L'agence de l'ONU a classé dimanche dix-sept réalisations de l'architecte franco-suisse, dont une dizaine situées en France.

La "Cité radieuse" de Le Corbusier à Marseille a été classée par l'Unesco
La "Cité radieuse" de Le Corbusier à Marseille a été classée par l'Unesco © Maxppp / Lenz, G.

L'oeuvre architecturale de Le Corbusier a été inscrite au Patrimoine mondial, a annoncé dimanche l'Unesco dans un tweet. "La proposition a été adoptée sans changement, par consensus. C'était proposé pour inscription et le comité a suivi la recommandation", précise Agnès Bardon, l'une des porte-parole de l'Unesco.
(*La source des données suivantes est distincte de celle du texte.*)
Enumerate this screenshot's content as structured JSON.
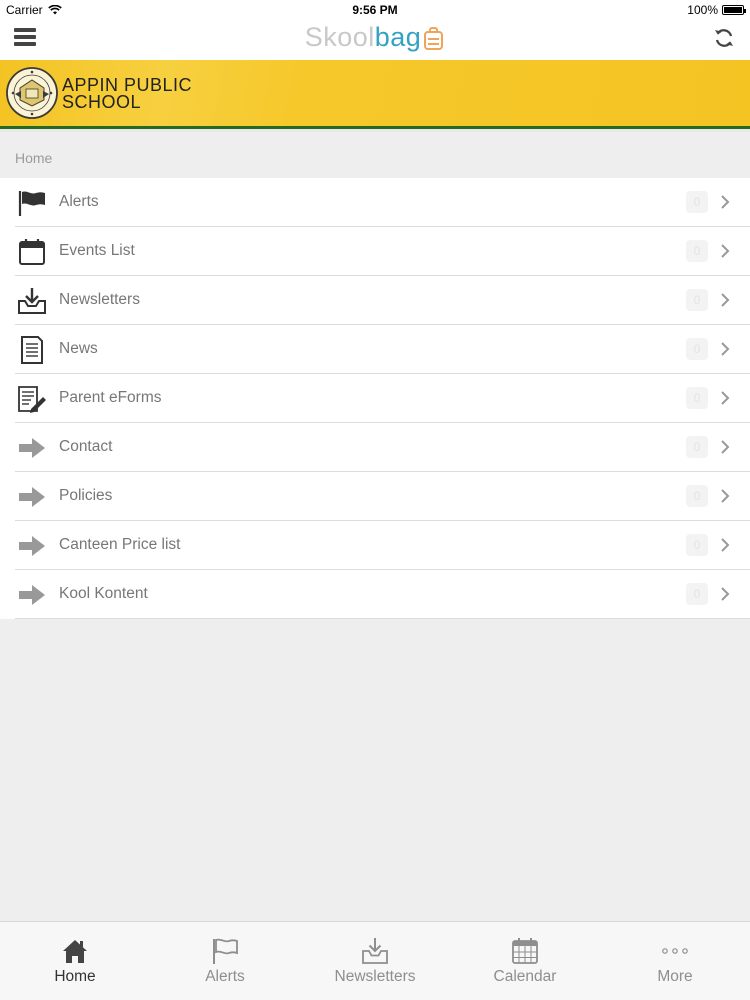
{
  "status_bar": {
    "carrier": "Carrier",
    "time": "9:56 PM",
    "battery": "100%"
  },
  "nav": {
    "brand_part1": "Skool",
    "brand_part2": "bag",
    "brand_colors": {
      "part1": "#c8c8c8",
      "part2": "#33a3c4",
      "icon": "#f0a35a"
    }
  },
  "school": {
    "name_line1": "APPIN PUBLIC",
    "name_line2": "SCHOOL",
    "banner_color": "#f4c423",
    "stripe_color": "#256b1f"
  },
  "breadcrumb": "Home",
  "menu": {
    "items": [
      {
        "label": "Alerts",
        "icon": "flag-icon",
        "count": "0"
      },
      {
        "label": "Events List",
        "icon": "calendar-icon",
        "count": "0"
      },
      {
        "label": "Newsletters",
        "icon": "inbox-download-icon",
        "count": "0"
      },
      {
        "label": "News",
        "icon": "document-icon",
        "count": "0"
      },
      {
        "label": "Parent eForms",
        "icon": "form-edit-icon",
        "count": "0"
      },
      {
        "label": "Contact",
        "icon": "arrow-right-icon",
        "count": "0"
      },
      {
        "label": "Policies",
        "icon": "arrow-right-icon",
        "count": "0"
      },
      {
        "label": "Canteen Price list",
        "icon": "arrow-right-icon",
        "count": "0"
      },
      {
        "label": "Kool Kontent",
        "icon": "arrow-right-icon",
        "count": "0"
      }
    ]
  },
  "tab_bar": {
    "active": "Home",
    "tabs": [
      {
        "label": "Home",
        "icon": "home-icon"
      },
      {
        "label": "Alerts",
        "icon": "flag-icon"
      },
      {
        "label": "Newsletters",
        "icon": "inbox-download-icon"
      },
      {
        "label": "Calendar",
        "icon": "calendar-grid-icon"
      },
      {
        "label": "More",
        "icon": "more-dots-icon"
      }
    ]
  }
}
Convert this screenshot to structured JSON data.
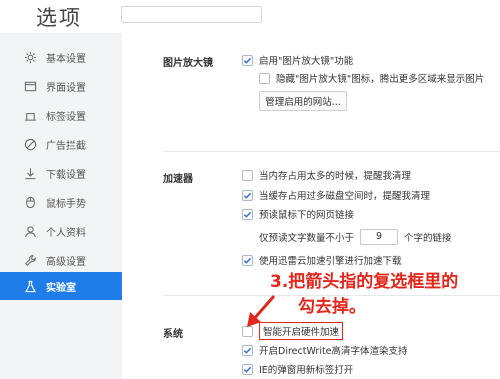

Adopté lors de la 40e session du Comité du patrimoine mondial de l'Unesco à Istanbul, suspendue samedi en raison de la tentative de putsch militaire, avant de reprendre dimanche matin, ce classement porte sur dix-sept réalisations de l'architecte franco-suisse, dont dix situées en France. Parmi eux le site de Firminy, dans la Loire, le deuxième plus grand site après celui de Chandigarh en Inde, avec un quartier, sa maison de la culture son stade, sa piscine et son église ou encore la "Cité radieuse" à Marseille.

Dix ans de travail et deux échecs

"Cette bonne nouvelle survient après plus de dix ans de travail, de concertation et deux échecs", s'est félicité dans un communiqué Benoît Cornu, président de l'Association des Sites Le Corbusier créée en 2010. "Cette étape n'est pas un aboutissement ! Il s'agit, désormais, de valoriser ce patrimoine devenu mondial, de le protéger et de le léguer à nos héritiers dans les meilleures conditions, pour qu'ils en fassent de même", a-t-il ajouté.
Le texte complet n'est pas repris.